Erdoğan’ın son gelişi 'Kürtleri tekrar nasıl aldatabilirim, kandırabilirim, önümüzdeki seçimde Kürtler içinde oylarımı nasıl arttırabilirim'in arayışıydı. Çok büyük yalanlar söyledi. 
Mesela son günlerde bir aşı meselesi çıktı Avrupa’da, işte efendim bu aşılar sözde Avrupa’da paralıymış da Türkiye’de ücretsiz. Bu büyük bir yalan tabi ki. Ben de Avrupa’dayım şu anda, bunun büyük bir yalan olduğu belli. Ama Goebbels şöyle bir öneride bulunmuş, der ki büyük yalanlar söylerseniz, kitleler ilk önce inanmayabilir ama büyük yalanları sürekli tekrarlarsanız, bir süre sonra toplum bunlara inanmaya başlar. Bu aynı zamanda bir algı operasyonudur. Kürtler için de Türkler içinde son zamanda Erdoğan’ın özellikle Diyarbakır’a geldikten sonra yeni bir taktiği devreye soktuğunu görüyoruz. İmralı süreci biteli neredeyse 6 yılı geçti. Biz o zaman İmralı süreci bittikten sonra, çok sayıda basınla, çeşitli vesilelerle sorunun nasıl tıkandığını, Erdoğan’ın masayı nasıl devirdiğini, çok uzun uzun röportajlarla İmralı heyeti üyeleri olarak biz bunları anlattık.
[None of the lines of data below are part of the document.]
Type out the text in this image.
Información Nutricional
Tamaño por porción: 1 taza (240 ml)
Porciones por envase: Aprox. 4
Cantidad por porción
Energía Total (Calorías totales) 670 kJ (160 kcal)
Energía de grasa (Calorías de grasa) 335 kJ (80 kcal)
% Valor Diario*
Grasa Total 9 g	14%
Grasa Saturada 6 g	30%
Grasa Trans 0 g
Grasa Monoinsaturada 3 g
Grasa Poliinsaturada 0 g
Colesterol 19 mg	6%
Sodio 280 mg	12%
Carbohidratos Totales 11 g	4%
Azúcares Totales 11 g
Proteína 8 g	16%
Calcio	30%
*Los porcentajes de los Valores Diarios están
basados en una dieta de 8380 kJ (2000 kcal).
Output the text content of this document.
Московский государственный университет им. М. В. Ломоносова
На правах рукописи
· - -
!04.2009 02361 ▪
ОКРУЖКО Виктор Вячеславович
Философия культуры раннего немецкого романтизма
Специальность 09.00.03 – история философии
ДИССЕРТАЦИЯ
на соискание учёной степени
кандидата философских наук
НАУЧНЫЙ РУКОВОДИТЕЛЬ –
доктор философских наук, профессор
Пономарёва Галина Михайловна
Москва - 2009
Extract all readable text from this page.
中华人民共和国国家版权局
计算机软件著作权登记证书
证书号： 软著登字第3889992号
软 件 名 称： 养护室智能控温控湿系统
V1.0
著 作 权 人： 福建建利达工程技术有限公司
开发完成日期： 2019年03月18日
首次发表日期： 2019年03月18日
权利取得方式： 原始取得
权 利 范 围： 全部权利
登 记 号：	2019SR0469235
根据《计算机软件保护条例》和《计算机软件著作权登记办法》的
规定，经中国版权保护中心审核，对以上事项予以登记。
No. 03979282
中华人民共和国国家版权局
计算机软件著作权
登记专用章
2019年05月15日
Ama ilginçtir ki o dönemlerde Erdoğan dahil olmak üzere hiçbir AKP’liden, siz bunları yanlış söylüyorsunuz yada İmralı notları var, bu notlara göre işte durum budur, siz gerçeği ifade etmiyorsunuz demediler. Dolayısıyla Erdoğan’ın son gelişi Kürtleri tekrar nasıl aldatabilirim, kandırabilirim, hiç olmazsa önümüzdeki seçimde Kürtler içinde oylarımı nasıl arttırabilirim, bunun arayışıydı. Çok büyük yalanlar söyledi. 
 
Sizce Kürtler nezdinde Erdoğan’ın bir güvenirliliği kaldı mı; Kürtler Erdoğan’a nasıl bakıyor?
 
Tabi Kürt halkı çok büyük acılar içinden geçmiş, deneyimli, politik bir halk. Hafızası çok güçlü. Ben hatırlıyorum, biz daha çocukken, Kürt sorununu evde büyüklerimizin yada misafirlerin sohbetlerinden öğrenirdik. Kürtlerin o noktada hafızaları çok güçlü. Türkiye Cumhuriyeti kurulduğu günden beri, 1925’ten, 1940’a kadar, nasıl Kürt katliamları yaptıklarını, Kürtçe konuşanlara ne kadar büyük para cezaları kestiklerini, Kürtçeyi tamamen unutturmak için her türlü baskıyı denediklerini, halk bunların tümünü biliyor. Sözlü tarihimiz çok önemlidir. Yaşlılardan yeni nesillere böyle akıp geliyor. Çok uzak değil, İmralı sürecinden sonra yaşananlar, sonra 5-6 yılda yaşanalar, canlı olarak halkımızın hafızasındadır. Bu atanan kayyımların Kürtçeye ne kadar düşmanlık yaptıkları, yani MHP ne kadar açıkça Kürt düşmanı ise AKP’nin de tamamen Kürt düşmanı olduğunu halkımız biliyor. O nedenle bu sözlerin halk üzerinde etkili olabileceğini düşünmüyorum. Ama onlar ısrarla, Hitler’in Propaganda Bakanı Goebbels’in büyük yalanlar söylemine sarılmaya devam ediyorlar. Erdoğan’ın da gerçekleştirdiği de buydu. Tamamen gerçeğe aykırı, aynen aşı meselesinde olduğu gibi yalana dayalı propaganda yaptı. Görecekler bakalım, Kürt halkı buna kanacak mı, kanmayacak mı? Hep birlikte göreceğiz.
 
Erdoğan, “Çözüm sürecini sonlandıran biz olmadık” dedi. Ancak 2015 yılında Dolmabahçe Mutabakatı için “Doğru bulmuyorum”, çözüm süreci için de “Buzdolabına kaldırdık” diyen de Erdoğan’dı. Erdoğan, ne yapmaya çalışıyor?
 
Şimdi Goebbels taktikleri bu dönemlerde belli çevrelerde etkili olsa da şimdi her şey kayıt altında. Örneğin 5-6 yıl önce Erdoğan ne konuştu? İşte ‘buzdolabına kaldırdık’ demişti. Ya da ‘Dolmabahçe Mutabakatı benden habersiz yapıldı’ gibi yalanlar söylediği zaman, bazı muhalif kanallar, kendisinin tarihiyle işte hangi gün ne dediğini önüne koyduğunuz zaman, bunların hepsi bir anda çürüyebiliyor. Toplumun hafızası ne kadar zayıf olursa olsun, muhalif kanallar, basın, bunu açıklıkla doğru söyleyip söylemediğini tespit edebiliyor. Bu nedenle çok sonuç alabilecekleri inancında değilim. 
 
İmralı Heyeti’nin bir üyesi olarak süreci kim bitirdi?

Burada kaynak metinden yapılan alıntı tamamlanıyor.